Podsumowanie minionego weekendu :P

Podsumowanie minionego weekendu :P

W miniony weekend widziałem tyle meczów, że taka dawka mi wystarczyła do osiągnięcia szczęścia tygodniowego :P

Widziałem w sumie 4 mecze i w sumie zobaczyłem 17 goli :P

O godz. 16:00 byłem na meczu IV ligi, gdzie na sztucznym boisku MOSiR-u Sieradz, Warta Sieradz podejmowała Włókniarza Zelów.
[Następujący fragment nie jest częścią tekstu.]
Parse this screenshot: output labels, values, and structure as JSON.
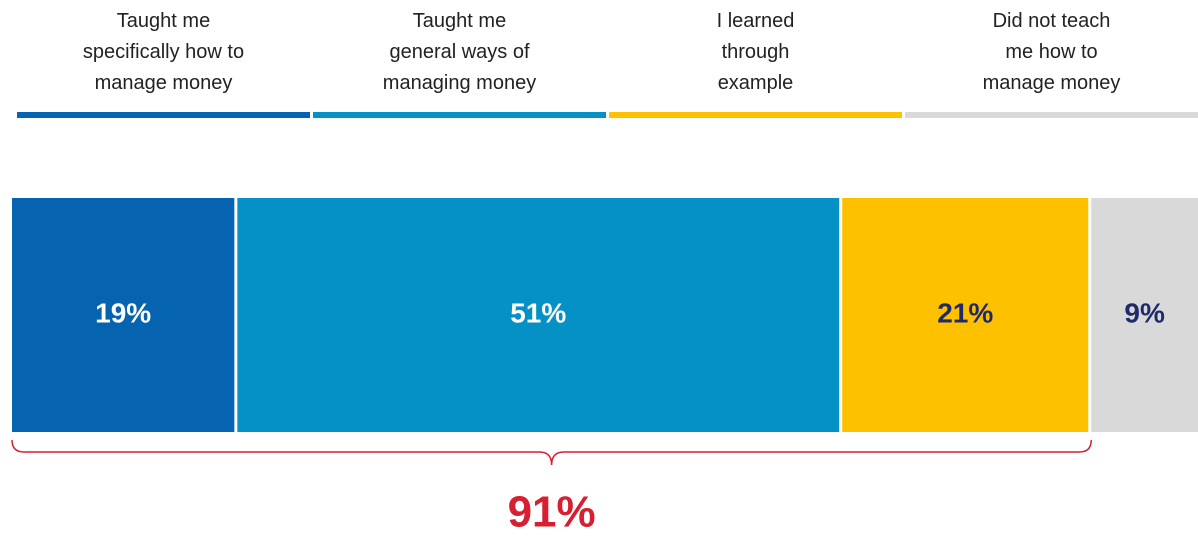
{
  "chart_data": {
    "type": "bar",
    "orientation": "horizontal",
    "stacked": true,
    "xlim": [
      0,
      100
    ],
    "series": [
      {
        "name": "Taught me\nspecifically how to\nmanage money",
        "color": "#0563b0",
        "label_color": "#ffffff",
        "values": [
          19
        ],
        "value_labels": [
          "19%"
        ]
      },
      {
        "name": "Taught me\ngeneral  ways of\nmanaging money",
        "color": "#0590c6",
        "label_color": "#ffffff",
        "values": [
          51
        ],
        "value_labels": [
          "51%"
        ]
      },
      {
        "name": "I learned\nthrough\nexample",
        "color": "#fdc100",
        "label_color": "#1f2a6b",
        "values": [
          21
        ],
        "value_labels": [
          "21%"
        ]
      },
      {
        "name": "Did not teach\nme how to\nmanage money",
        "color": "#d9d9d9",
        "label_color": "#1f2a6b",
        "values": [
          9
        ],
        "value_labels": [
          "9%"
        ]
      }
    ],
    "annotations": [
      {
        "value": 91,
        "label": "91%",
        "color": "#d61f30"
      }
    ]
  }
}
Na meczu zastałem prawilnego eksperta, który jest ekspertem nie tylko od piłki nożnej. I w sumie, możecie go kojarzyć :P

Tak, pan w podkoszulku to oryginalny ekspert 8 ligowej redakcji, a mianowicie słynny pan Jurek bębniarz i to z nim, 8 ligowa redakcja miała przyjemność oglądać to ekscytujące meczycho :P

Już w 5. minucie Włókniarz Zelów objął prowadzenie, ale w 12. minucie meczu Bartosz Narożnik wyrównał. 13 minut później Warta wiszła na prowadzenie, a strzelcem bramki Wiktor Płaneta. W 34. minucie ponownie strzelił Bartosz Narożnik, a 8 minut później Wiktor Płaneta strzelił 4 gola dla Warty, a swojego drugiego w tym meczu. Do przerwy 4:1 dla Warty. 

Kiedy trwała 2. połowa czytanego przez Ciebie meczu, w parku za sztucznym boiskiem trwał mecz klasy-A, o którym napiszę za kilka chwil.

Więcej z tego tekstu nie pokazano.